Propos sur le mobilier moderne

Un créateur de meubles s'avisa, récemment, d’inventer un meuble qui fût à la fois commode et crédence, et avant d’en déterminer l'apparence, il trouva le mot ingénieux de « commodence ». J'ai cru d’abord à un mot d’esprit. Nullement, il s'agissait de proposer divers assemblages, combinés d’éléments semblables. Ces éléments étaient en vente à tarif fixe; le résultat: tantôt une armoire, tantôt une bibliothèque, tantôt une commode, une crédence, un buffet. Après environ quarante ans de recherches sur les meubles-types, les agencements en série, je voyais le problème ramené à une donnée enfantine, pour ne pas dire infantile; et je me sentis humilié comme un Américain le jour du lancement du premier spoutnik.

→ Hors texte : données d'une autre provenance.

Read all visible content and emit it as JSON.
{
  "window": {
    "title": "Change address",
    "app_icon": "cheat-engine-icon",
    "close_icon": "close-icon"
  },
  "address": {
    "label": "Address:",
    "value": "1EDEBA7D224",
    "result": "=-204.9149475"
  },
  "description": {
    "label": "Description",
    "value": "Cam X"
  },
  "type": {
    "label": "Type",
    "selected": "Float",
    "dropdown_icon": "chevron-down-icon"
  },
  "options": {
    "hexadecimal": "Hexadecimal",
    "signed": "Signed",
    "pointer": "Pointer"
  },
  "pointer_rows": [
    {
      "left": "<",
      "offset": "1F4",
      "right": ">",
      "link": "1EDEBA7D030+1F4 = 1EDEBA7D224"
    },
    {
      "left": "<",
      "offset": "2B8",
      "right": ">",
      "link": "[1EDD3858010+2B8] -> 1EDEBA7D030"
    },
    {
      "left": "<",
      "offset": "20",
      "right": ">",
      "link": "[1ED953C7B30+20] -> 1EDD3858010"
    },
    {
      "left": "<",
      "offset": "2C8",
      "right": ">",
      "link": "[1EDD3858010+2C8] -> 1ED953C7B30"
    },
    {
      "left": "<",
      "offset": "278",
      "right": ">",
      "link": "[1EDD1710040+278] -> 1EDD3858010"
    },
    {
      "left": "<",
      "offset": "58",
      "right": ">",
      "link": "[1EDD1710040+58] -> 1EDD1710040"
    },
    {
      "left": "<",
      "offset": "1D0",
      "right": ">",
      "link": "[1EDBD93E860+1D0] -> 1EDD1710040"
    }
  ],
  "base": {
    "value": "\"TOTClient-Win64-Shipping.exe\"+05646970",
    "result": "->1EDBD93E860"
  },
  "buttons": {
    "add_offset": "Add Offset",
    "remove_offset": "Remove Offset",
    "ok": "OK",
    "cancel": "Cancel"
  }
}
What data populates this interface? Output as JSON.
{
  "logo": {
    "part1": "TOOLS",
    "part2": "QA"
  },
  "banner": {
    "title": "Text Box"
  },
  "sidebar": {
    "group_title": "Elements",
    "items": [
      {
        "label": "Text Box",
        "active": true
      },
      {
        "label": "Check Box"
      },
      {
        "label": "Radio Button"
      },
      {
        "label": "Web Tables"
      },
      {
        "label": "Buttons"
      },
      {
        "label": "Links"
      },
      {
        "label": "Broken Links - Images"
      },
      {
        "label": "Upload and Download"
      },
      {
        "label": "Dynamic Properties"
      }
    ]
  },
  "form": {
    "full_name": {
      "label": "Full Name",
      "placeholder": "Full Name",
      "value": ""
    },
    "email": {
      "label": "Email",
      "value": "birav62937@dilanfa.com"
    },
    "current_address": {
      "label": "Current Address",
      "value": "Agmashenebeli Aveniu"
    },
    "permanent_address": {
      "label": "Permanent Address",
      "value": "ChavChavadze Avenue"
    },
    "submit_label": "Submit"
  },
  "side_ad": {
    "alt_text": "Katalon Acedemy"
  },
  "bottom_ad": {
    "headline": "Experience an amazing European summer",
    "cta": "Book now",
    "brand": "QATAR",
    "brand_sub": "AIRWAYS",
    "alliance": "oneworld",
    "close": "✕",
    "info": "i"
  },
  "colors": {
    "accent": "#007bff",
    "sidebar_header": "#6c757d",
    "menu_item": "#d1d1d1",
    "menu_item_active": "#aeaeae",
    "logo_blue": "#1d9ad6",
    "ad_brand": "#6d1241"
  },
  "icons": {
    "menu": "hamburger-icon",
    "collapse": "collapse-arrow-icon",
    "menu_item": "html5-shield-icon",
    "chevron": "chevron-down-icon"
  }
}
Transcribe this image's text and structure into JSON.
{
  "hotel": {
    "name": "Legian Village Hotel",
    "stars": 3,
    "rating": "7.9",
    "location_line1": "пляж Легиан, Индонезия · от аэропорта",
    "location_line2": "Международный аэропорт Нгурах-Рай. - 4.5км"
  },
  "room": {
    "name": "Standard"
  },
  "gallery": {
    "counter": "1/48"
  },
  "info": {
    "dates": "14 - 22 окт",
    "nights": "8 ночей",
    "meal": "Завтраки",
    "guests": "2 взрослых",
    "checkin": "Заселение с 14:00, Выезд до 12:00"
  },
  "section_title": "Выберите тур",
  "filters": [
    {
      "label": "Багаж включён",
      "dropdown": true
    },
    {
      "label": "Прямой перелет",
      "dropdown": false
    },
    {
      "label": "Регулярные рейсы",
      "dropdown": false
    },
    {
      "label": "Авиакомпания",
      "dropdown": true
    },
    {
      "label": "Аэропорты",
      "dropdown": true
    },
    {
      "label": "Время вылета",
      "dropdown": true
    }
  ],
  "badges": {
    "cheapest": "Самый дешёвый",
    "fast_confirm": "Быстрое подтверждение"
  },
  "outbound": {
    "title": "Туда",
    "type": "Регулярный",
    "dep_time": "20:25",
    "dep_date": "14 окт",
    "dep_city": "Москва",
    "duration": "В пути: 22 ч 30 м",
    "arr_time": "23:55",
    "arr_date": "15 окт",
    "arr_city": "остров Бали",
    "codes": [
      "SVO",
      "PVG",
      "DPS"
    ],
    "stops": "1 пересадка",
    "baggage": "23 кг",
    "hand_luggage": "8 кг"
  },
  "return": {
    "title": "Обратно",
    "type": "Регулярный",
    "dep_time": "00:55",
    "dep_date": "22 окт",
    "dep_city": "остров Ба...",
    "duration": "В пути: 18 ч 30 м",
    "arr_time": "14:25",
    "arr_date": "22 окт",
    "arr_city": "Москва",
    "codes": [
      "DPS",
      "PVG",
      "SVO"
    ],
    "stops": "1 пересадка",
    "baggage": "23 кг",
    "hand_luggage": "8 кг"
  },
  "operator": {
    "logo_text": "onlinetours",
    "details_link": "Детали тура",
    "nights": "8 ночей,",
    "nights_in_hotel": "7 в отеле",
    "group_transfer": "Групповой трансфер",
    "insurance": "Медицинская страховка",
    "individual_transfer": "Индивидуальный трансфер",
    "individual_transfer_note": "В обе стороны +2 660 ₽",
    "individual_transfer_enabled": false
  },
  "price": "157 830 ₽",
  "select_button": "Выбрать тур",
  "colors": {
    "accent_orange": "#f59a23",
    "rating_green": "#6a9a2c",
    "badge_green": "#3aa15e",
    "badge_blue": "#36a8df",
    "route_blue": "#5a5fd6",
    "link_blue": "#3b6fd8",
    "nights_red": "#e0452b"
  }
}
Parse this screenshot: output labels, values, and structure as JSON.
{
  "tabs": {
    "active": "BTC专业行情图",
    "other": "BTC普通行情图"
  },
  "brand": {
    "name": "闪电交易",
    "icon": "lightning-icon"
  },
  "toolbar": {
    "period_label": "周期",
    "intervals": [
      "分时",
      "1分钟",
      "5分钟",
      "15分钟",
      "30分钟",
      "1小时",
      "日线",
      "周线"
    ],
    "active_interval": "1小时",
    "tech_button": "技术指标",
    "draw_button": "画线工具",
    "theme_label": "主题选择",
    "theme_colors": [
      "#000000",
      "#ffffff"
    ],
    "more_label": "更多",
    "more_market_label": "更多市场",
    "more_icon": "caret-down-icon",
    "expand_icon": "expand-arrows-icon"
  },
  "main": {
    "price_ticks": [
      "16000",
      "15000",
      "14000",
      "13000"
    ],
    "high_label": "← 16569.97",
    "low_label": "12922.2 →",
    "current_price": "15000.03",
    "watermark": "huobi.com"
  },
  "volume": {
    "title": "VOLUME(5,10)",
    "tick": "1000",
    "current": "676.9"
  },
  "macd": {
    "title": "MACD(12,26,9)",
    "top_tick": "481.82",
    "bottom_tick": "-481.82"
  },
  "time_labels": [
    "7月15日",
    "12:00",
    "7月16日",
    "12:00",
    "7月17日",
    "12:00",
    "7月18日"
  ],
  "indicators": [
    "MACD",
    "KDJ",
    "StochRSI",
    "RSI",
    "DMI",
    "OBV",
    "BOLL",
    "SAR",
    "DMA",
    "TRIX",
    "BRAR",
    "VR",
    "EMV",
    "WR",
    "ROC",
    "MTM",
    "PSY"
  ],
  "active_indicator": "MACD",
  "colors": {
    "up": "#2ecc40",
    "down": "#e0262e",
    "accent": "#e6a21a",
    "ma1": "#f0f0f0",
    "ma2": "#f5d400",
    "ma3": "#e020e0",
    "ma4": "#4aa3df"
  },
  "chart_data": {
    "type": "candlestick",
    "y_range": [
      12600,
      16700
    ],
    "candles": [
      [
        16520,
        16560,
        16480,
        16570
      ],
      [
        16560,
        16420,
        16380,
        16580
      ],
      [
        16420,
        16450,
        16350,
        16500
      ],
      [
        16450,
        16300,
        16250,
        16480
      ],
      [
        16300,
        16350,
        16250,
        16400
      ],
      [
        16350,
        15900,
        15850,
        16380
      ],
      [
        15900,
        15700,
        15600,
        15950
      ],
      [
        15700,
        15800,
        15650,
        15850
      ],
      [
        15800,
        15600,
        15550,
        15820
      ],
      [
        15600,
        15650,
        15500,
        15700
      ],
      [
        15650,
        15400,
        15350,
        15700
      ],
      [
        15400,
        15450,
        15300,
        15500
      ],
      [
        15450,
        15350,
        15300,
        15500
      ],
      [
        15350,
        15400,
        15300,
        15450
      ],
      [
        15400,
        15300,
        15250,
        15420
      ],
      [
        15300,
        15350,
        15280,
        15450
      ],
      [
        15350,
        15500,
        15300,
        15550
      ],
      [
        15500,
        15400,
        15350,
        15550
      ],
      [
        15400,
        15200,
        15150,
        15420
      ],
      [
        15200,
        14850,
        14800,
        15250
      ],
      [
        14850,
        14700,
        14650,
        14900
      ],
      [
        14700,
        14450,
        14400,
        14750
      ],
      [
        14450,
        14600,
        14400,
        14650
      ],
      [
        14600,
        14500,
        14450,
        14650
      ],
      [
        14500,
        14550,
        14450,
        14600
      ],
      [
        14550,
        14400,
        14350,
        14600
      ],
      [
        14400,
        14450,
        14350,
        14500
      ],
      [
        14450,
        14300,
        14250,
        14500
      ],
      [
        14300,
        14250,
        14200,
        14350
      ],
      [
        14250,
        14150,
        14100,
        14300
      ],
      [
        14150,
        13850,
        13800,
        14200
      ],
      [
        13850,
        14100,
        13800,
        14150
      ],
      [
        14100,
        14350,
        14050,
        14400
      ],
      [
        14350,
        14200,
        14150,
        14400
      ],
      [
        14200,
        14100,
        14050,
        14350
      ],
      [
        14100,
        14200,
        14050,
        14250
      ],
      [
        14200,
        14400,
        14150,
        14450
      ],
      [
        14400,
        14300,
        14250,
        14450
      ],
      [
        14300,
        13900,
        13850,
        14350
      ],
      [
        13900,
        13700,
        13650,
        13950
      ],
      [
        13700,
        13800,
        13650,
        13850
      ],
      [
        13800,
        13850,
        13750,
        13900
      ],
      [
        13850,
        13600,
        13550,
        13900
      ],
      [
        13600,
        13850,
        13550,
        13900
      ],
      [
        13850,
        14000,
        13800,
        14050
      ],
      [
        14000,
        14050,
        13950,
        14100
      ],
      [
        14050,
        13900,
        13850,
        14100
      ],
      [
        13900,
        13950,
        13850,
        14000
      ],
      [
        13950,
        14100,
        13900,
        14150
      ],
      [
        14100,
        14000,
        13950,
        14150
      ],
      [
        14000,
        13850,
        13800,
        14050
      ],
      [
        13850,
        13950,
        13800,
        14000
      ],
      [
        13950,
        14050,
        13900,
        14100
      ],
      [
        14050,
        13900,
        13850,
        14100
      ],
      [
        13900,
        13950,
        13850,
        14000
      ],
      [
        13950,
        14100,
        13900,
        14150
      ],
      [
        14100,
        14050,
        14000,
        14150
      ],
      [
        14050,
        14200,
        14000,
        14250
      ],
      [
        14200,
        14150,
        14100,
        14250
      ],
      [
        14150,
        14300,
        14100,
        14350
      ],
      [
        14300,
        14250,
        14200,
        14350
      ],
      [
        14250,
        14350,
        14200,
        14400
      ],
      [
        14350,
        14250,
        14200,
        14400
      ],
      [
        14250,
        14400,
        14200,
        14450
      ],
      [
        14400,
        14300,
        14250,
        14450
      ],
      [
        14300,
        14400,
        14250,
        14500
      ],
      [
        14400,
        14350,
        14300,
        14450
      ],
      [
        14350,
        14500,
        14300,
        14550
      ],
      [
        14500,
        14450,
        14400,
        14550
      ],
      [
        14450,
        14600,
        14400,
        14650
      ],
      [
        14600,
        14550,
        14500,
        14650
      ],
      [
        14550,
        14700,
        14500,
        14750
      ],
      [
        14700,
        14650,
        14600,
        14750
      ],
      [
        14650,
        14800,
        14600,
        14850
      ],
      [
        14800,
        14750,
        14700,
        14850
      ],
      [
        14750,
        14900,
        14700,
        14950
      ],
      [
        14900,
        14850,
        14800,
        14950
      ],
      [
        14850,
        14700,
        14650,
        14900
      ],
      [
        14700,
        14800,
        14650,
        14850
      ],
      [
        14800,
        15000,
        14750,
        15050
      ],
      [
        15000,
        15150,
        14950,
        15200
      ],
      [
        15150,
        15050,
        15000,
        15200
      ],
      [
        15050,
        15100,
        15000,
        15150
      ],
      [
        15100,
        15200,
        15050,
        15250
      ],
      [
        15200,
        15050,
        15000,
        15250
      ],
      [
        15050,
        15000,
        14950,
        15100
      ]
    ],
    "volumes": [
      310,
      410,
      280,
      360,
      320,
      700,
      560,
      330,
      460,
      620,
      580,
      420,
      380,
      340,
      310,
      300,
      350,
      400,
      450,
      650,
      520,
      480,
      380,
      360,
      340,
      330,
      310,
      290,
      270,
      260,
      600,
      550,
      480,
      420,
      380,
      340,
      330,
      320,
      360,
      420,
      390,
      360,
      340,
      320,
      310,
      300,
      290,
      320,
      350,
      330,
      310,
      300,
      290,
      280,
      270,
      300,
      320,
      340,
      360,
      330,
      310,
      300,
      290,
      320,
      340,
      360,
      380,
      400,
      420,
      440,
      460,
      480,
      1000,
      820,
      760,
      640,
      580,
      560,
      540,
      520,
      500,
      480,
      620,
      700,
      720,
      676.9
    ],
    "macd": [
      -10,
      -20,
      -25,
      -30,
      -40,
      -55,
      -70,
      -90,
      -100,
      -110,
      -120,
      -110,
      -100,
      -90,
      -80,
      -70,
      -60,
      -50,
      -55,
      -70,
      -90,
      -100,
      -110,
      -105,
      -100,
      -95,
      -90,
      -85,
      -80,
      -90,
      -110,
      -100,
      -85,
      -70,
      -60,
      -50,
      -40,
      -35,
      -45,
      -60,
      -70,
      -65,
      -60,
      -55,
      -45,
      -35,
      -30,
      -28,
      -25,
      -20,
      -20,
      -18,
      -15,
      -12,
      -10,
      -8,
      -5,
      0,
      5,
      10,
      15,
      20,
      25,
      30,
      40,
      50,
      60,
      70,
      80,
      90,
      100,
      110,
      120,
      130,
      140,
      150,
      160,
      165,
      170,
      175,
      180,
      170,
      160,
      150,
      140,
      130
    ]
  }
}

Mais reprenant mes esprits et revenant à l’amour du meuble, je me ressaisis en classant mes idées, tout en méditant à une foule de choses.

N’ayant pu, aussi bien que ce fabricant, ramener le problème à sa plus simple expression, je me souvins de mes visites au Musée des arts décoratifs du Pavillon de Flore où j’apprenais à connaître l’évolution des meubles à travers les âges. Soudainement, je me dis, m'étant mis dans mon rôle d'observateur, ayant ainsi abandonné toute notion du temps et adopté une position neutre et objective, que, à force de regarder et d’inventer, j’avais manqué de considérer le problème sur toutes ses faces et je sentis que tous ces meubles différents les uns des autres, à travers les temps, avaient dû servir à des usages identiques sans pour cela avoir une apparence identique; et que, si par hasard, comme il arrive dans les contes d’Andersen et chez les gens rêveurs (dont je suis), on imaginait ces meubles doués de vie et de vue, il serait étrange de les entendre donner leurs impressions.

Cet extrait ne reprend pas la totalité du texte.